654 Views Asked by At

In the Wikipedia page describing cross entropy, the following expression is written down to denote the cross entropy $H$ between two densities $p(x)$ and $q(x)$:

$H(p,q) = - \int_\mathcal{X}p(x)\log q(x)dr(x)$

The page mentions that "$p$ and $q$ must be absolutely continuous with respect to some measure $r$ (usually $r$ is a Lebesgue measure on a Borel $\sigma$-algebra)".

The definition of absolute continuity is this: Let $I$ be an interval on the real line; let $(x_k, y_k)$ be a finite sequence of pairwise disjoint sub-intervals of $I$ where $x_k < y_k \in I$; a function $f$ is absolutely continuous with respect to $I$ if $\forall \epsilon > 0$ there exists $\delta >0$ such that we have $\sum_k (y_k - x_k) < \delta \implies \sum_k|f(y_k) - f(x_k)|<\epsilon$

I have some intuition for what absolute continuity with respect to $I$ might mean - if I want the output to change by a tiny amount $\epsilon$ from $f(x_k)$ to $f(y_k)$, an absolutely continuous function on $I$ guarantees that I only need to push $x_k$ by a tiny amount that is upper bounded by $\delta$. But why is this an important assumption to make in order for the cross entropy to be defined? I just don't see the link at all, and I am looking for some intuition.

1

There are 1 best solutions below

0
On BEST ANSWER

"Absolute continuity" has two different definitions depending on the context. (They are related, which is why they share the same name, but the relation is not immediately obvious.)


The definition you cited ($\sum_k (y_k - x_k) < \delta \implies \sum_k |f(y_k) - f(x_k)| < \epsilon$) is for absolute continuity of functions. However, what your statement is really about is absolute continuity of measures. Specifically, when they say "$p$ is absolutely continuous with respect to $r$", they are talking about the probability measures whose densities are $p$ and $r$, and not about the actual density functions $p$ and $r$.

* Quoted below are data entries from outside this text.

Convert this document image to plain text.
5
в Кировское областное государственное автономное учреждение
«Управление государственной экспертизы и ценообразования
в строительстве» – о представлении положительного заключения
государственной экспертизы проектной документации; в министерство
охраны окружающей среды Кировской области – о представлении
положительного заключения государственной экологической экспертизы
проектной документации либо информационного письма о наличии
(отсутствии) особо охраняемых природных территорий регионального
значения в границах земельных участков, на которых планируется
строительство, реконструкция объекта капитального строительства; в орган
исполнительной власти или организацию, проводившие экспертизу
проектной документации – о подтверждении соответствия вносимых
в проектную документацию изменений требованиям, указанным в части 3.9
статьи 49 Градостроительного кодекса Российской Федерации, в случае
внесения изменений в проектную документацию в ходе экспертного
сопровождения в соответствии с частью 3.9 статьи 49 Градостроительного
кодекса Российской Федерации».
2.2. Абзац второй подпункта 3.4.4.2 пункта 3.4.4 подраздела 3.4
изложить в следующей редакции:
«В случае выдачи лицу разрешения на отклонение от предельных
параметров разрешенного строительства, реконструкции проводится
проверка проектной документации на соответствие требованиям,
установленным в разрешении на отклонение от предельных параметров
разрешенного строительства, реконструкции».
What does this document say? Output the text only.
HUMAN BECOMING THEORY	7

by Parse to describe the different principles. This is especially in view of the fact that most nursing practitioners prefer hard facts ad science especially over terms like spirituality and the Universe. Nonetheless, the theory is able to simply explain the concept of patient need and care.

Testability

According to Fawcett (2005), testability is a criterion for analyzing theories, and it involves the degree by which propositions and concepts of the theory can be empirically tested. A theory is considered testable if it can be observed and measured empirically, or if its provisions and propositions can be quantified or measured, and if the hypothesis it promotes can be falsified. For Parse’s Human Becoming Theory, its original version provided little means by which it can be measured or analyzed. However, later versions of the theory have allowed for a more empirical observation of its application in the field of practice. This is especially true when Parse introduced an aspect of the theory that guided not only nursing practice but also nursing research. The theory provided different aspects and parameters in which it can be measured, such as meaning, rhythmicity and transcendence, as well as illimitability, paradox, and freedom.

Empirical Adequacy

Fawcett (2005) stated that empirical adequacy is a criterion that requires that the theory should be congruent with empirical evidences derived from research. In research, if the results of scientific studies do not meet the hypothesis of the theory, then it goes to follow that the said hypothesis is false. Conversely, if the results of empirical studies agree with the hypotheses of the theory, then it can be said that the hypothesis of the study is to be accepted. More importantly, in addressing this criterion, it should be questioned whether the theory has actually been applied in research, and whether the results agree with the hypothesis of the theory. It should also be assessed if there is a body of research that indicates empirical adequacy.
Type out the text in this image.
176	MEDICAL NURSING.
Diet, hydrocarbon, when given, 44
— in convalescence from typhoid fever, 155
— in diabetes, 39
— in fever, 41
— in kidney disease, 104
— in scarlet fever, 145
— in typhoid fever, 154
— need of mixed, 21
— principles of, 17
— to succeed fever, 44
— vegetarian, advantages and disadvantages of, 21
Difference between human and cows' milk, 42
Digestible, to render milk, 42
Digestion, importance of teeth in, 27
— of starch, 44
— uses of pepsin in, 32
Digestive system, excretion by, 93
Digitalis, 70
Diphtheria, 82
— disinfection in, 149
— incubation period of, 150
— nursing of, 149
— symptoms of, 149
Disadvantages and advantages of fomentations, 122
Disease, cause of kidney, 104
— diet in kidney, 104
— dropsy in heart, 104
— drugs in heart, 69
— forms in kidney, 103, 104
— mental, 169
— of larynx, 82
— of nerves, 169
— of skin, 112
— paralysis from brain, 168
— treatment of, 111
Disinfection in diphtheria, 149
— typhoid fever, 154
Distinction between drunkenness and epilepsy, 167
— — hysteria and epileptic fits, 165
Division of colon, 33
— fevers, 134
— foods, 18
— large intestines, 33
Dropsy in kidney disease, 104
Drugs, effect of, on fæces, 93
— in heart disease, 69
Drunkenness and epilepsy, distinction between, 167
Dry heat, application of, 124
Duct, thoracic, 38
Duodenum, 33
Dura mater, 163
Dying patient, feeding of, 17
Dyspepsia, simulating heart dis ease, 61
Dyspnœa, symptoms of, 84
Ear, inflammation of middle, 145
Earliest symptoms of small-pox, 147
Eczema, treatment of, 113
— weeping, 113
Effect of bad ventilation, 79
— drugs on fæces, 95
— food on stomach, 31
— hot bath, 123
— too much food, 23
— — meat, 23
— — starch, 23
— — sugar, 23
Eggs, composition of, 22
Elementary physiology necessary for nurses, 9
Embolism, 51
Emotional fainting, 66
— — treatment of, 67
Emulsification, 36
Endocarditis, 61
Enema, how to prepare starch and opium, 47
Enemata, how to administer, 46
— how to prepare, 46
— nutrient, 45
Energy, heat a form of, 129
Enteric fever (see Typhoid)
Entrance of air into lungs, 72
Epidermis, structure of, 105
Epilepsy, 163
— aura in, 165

In fact, for a probability measure to even have a density function with respect to a reference measure is one equivalent definition of absolutely continuity with respect to that reference measure. (For instance, in undergrad probability you deal with "continuous random variables" that have a density function on $\mathbb{R}$; we would say these distributions are absolutely continuous with respect to the Lebesgue measure.) If a probability measure $P$ is not absolutely continuous with respect to a reference measure $R$, then it does not even have a density function $p$ such that $P(A) = \int_A p(x) \, dR(x)$.

So, regarding the discussion about cross-entropy, it is basically saying that "in order to even write down the integral $\int p(x) \log q(x) \, dr(x)$, we need to know whether the probability measures $P$ and $Q$ have densities with respect to a reference measure $R$." If you are even able to write down this integral, you've already assumed the necessary absolute continuity condition.


Finally, the way the two separate notions of absolute continuity are related is through the CDF (not the density function). Specifically, the measure $P$ is absolutely continuous w.r.t the Lebesgue measure if and only if the function $F(x) = P((-\infty, x])$ is absolutely continuous [as a function] on $\mathbb{R}$.